La población de Villarrica celebra hoy, 14 de mayo, los 456 años de fundación de la ciudad, reafirmando su papel como epicentro cultural, educativo e histórico del Paraguay. La jornada está marcada por actos patrióticos, homenajes y el tradicional desfile cívico, estudiantil, policial y militar que cada año congrega a miles de personas en el microcentro villarriqueño.
Desde tempranas horas, instituciones educativas, fuerzas públicas y organizaciones civiles participarán del desfile central, sobre la principal calle de la ciudad para rendir homenaje a la historia de Villarrica y del Paraguay.
Villarrica fue fundada el 14 de mayo de 1570 por el español Ruy Díaz de Melgarejo en la antigua región del Guayrá, cerca de territorios que actualmente forman parte del Brasil.
Desde sus orígenes, la ciudad fue concebida como un importante bastión colonial español en la región oriental del Río de la Plata, con funciones comerciales, evangelizadoras y estratégicas para la expansión de la Corona española.
La historia de Villarrica, sin embargo, estuvo marcada por constantes desplazamientos debido a los ataques de bandeirantes portugueses y los conflictos que afectaban a la región. La ciudad debió mudarse siete veces antes de establecerse definitivamente en el lugar que ocupa actualmente.
Cada traslado significó un acto de resistencia colectiva y de preservación de la identidad guaireña. A pesar de las adversidades, los habitantes lograron mantener vivo el nombre de la ciudad a lo largo de los siglos. Finalmente, este fenómeno histórico le otorgó el mote de “ciudad andariega”.
El último asentamiento ocurrió en 1682, cuando Villarrica se instaló definitivamente en el valle del Ybytyruzú, una región protegida por cerros y caracterizada por sus tierras fértiles.
Con el paso del tiempo, la ciudad se consolidó como uno de los principales centros intelectuales y culturales del Paraguay. Escuelas, bibliotecas, centros religiosos y espacios artísticos fueron moldeando la identidad de una comunidad profundamente ligada al conocimiento y la producción cultural.

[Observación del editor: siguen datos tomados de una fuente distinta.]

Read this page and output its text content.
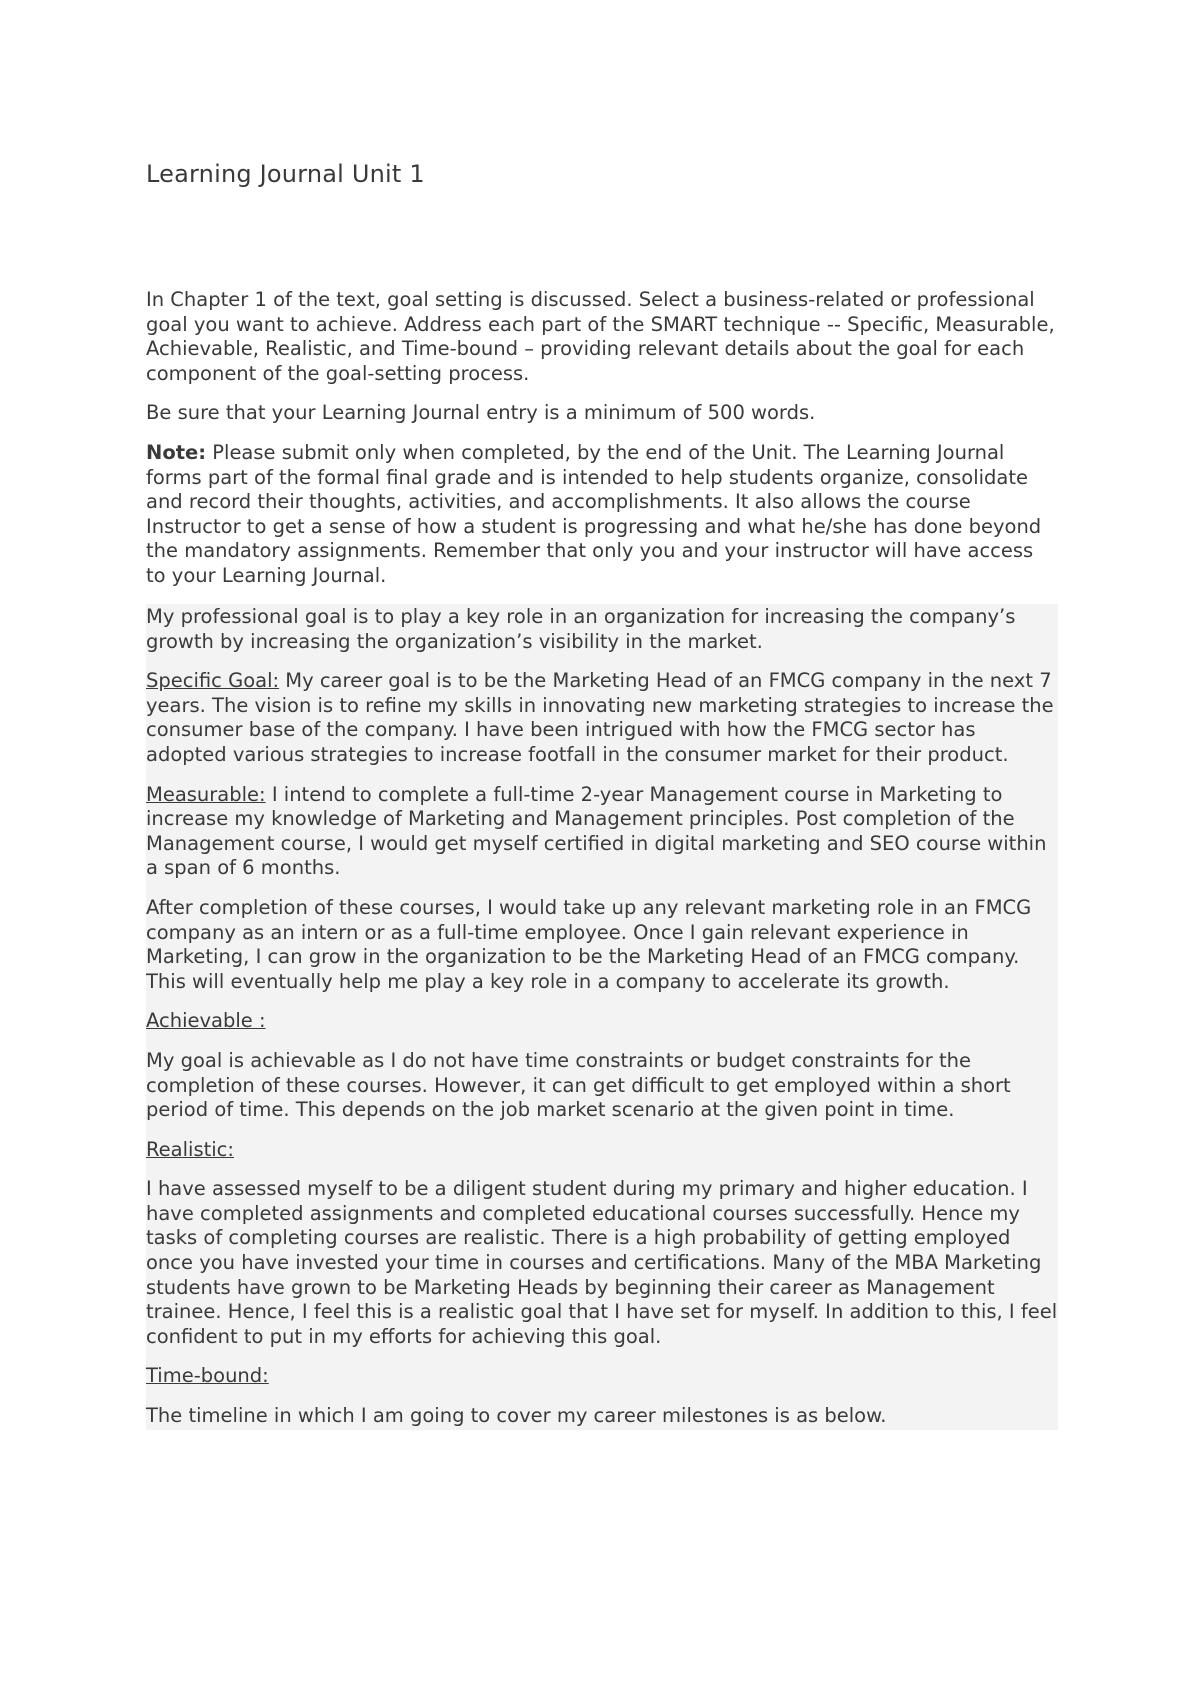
Learning Journal Unit 1

In Chapter 1 of the text, goal setting is discussed. Select a business-related or professional goal you want to achieve. Address each part of the SMART technique -- Specific, Measurable, Achievable, Realistic, and Time-bound – providing relevant details about the goal for each component of the goal-setting process.

Be sure that your Learning Journal entry is a minimum of 500 words.

Note: Please submit only when completed, by the end of the Unit. The Learning Journal forms part of the formal final grade and is intended to help students organize, consolidate and record their thoughts, activities, and accomplishments. It also allows the course Instructor to get a sense of how a student is progressing and what he/she has done beyond the mandatory assignments. Remember that only you and your instructor will have access to your Learning Journal.

My professional goal is to play a key role in an organization for increasing the company’s growth by increasing the organization’s visibility in the market.

Specific Goal: My career goal is to be the Marketing Head of an FMCG company in the next 7 years. The vision is to refine my skills in innovating new marketing strategies to increase the consumer base of the company. I have been intrigued with how the FMCG sector has adopted various strategies to increase footfall in the consumer market for their product.

Measurable: I intend to complete a full-time 2-year Management course in Marketing to increase my knowledge of Marketing and Management principles. Post completion of the Management course, I would get myself certified in digital marketing and SEO course within a span of 6 months.

After completion of these courses, I would take up any relevant marketing role in an FMCG company as an intern or as a full-time employee. Once I gain relevant experience in Marketing, I can grow in the organization to be the Marketing Head of an FMCG company. This will eventually help me play a key role in a company to accelerate its growth.

Achievable :

My goal is achievable as I do not have time constraints or budget constraints for the completion of these courses. However, it can get difficult to get employed within a short period of time. This depends on the job market scenario at the given point in time.

Realistic:

I have assessed myself to be a diligent student during my primary and higher education. I have completed assignments and completed educational courses successfully. Hence my tasks of completing courses are realistic. There is a high probability of getting employed once you have invested your time in courses and certifications. Many of the MBA Marketing students have grown to be Marketing Heads by beginning their career as Management trainee. Hence, I feel this is a realistic goal that I have set for myself. In addition to this, I feel confident to put in my efforts for achieving this goal.

Time-bound:

The timeline in which I am going to cover my career milestones is as below.
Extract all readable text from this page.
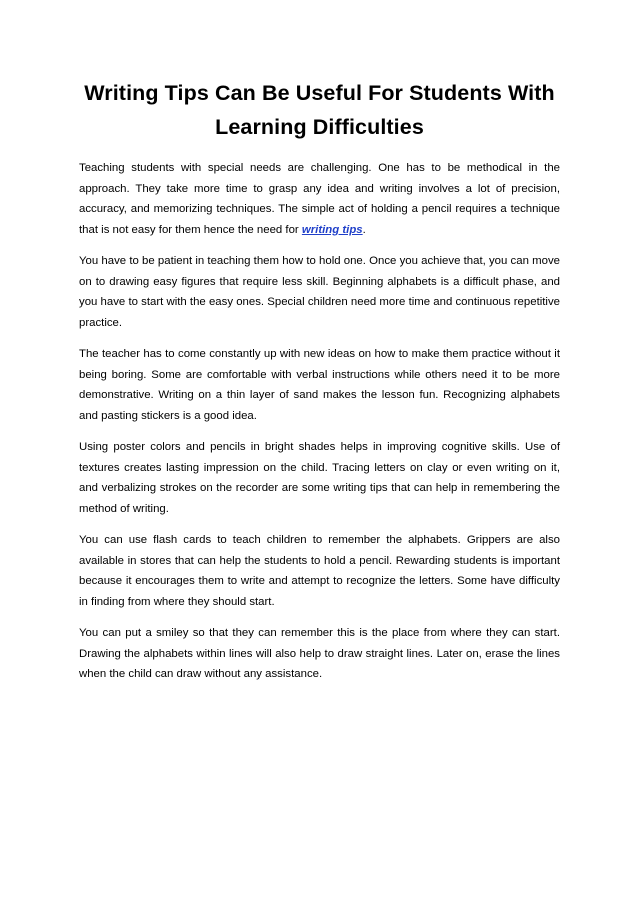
Writing Tips Can Be Useful For Students With Learning Difficulties

Teaching students with special needs are challenging. One has to be methodical in the approach. They take more time to grasp any idea and writing involves a lot of precision, accuracy, and memorizing techniques. The simple act of holding a pencil requires a technique that is not easy for them hence the need for writing tips.

You have to be patient in teaching them how to hold one. Once you achieve that, you can move on to drawing easy figures that require less skill. Beginning alphabets is a difficult phase, and you have to start with the easy ones. Special children need more time and continuous repetitive practice.

The teacher has to come constantly up with new ideas on how to make them practice without it being boring. Some are comfortable with verbal instructions while others need it to be more demonstrative. Writing on a thin layer of sand makes the lesson fun. Recognizing alphabets and pasting stickers is a good idea.

Using poster colors and pencils in bright shades helps in improving cognitive skills. Use of textures creates lasting impression on the child. Tracing letters on clay or even writing on it, and verbalizing strokes on the recorder are some writing tips that can help in remembering the method of writing.

You can use flash cards to teach children to remember the alphabets. Grippers are also available in stores that can help the students to hold a pencil. Rewarding students is important because it encourages them to write and attempt to recognize the letters. Some have difficulty in finding from where they should start.

You can put a smiley so that they can remember this is the place from where they can start. Drawing the alphabets within lines will also help to draw straight lines. Later on, erase the lines when the child can draw without any assistance.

Entre sus hijos más ilustres se encuentran Natalicio Talavera, considerado precursor de la poesía moderna paraguaya, y Manuel Ortiz Guerrero, uno de los máximos exponentes de la literatura nacional y principal letrista de las guaranias creadas junto a José Asunción Flores.
También forman parte del legado cultural villarriqueño el escritor Helio Vera y María Felicia de Jesús Sacramentado, “Chiquitunga”, la primera beata paraguaya.

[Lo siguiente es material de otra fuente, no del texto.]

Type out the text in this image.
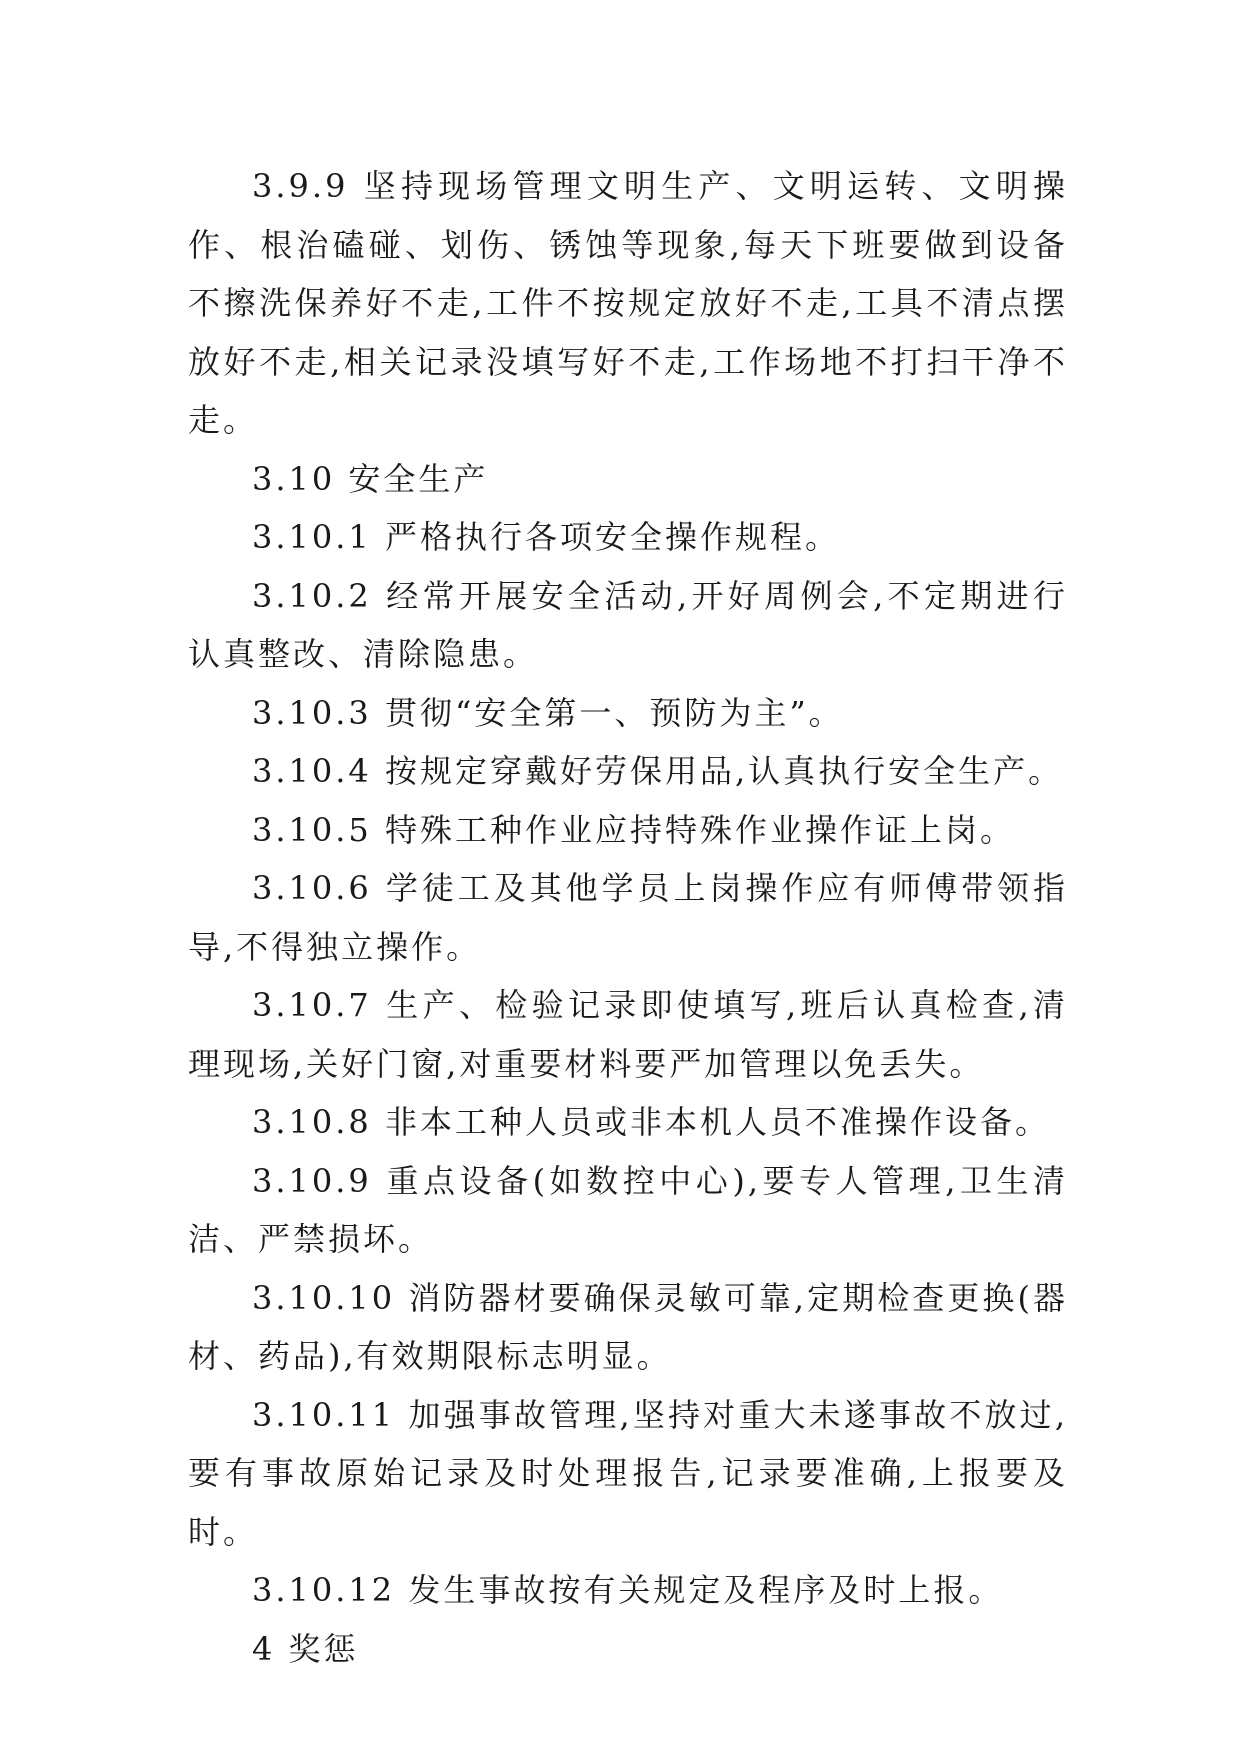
3.9.9 坚持现场管理文明生产、文明运转、文明操作、根治磕碰、划伤、锈蚀等现象,每天下班要做到设备不擦洗保养好不走,工件不按规定放好不走,工具不清点摆放好不走,相关记录没填写好不走,工作场地不打扫干净不走。

3.10 安全生产

3.10.1 严格执行各项安全操作规程。

3.10.2 经常开展安全活动,开好周例会,不定期进行认真整改、清除隐患。

3.10.3 贯彻“安全第一、预防为主”。

3.10.4 按规定穿戴好劳保用品,认真执行安全生产。

3.10.5 特殊工种作业应持特殊作业操作证上岗。

3.10.6 学徒工及其他学员上岗操作应有师傅带领指导,不得独立操作。

3.10.7 生产、检验记录即使填写,班后认真检查,清理现场,关好门窗,对重要材料要严加管理以免丢失。

3.10.8 非本工种人员或非本机人员不准操作设备。

3.10.9 重点设备(如数控中心),要专人管理,卫生清洁、严禁损坏。

3.10.10 消防器材要确保灵敏可靠,定期检查更换(器材、药品),有效期限标志明显。

3.10.11 加强事故管理,坚持对重大未遂事故不放过,要有事故原始记录及时处理报告,记录要准确,上报要及时。

3.10.12 发生事故按有关规定及程序及时上报。

4 奖惩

En el siglo XX, la ciudad fortaleció aún más su perfil educativo con la instalación de la primera sede de la Universidad Católica Nuestra Señora de la Asunción fuera de la capital del país, en 1961. Posteriormente, en 2007, fue creada la Universidad Nacional de Villarrica del Espíritu Santo (Unves), consolidando a la ciudad como un polo académico regional de referencia.
El patrimonio arquitectónico y natural de la ciudad constituye otro de sus principales atractivos. La catedral, la iglesia Ybaroty, el Museo Maestro Fermín López y el Palacete Municipal forman parte de un valioso legado histórico y cultural.
Asimismo, espacios como el Parque Manuel Ortiz Guerrero y la laguna Ykua Pytã representan sitios emblemáticos de recreación y encuentro.
La cercanía con el Cerro Tres Kandú, el punto más alto del país, posiciona además a Villarrica como uno de los destinos emergentes para el ecoturismo y el turismo interno.
En el marco del 456° aniversario, también se recuerda la gran cantidad de artistas que surgieron y aún surgen en tierras guaireñas.
Según se indica, la Escuela Municipal de Arte cuenta con alrededor de 800 estudiantes distribuidos en áreas como danza, música, teatro, artes visuales y literatura, además de actividades deportivas.
Por otra parte, se resalta el fuerte legado revolucionario de la ciudad y su papel histórico en el surgimiento de movimientos políticos vinculados al pensamiento liberal y democrático.
Villarrica continúa proyectándose como una ciudad donde convergen historia, cultura, educación y un espíritu de permanente transformación.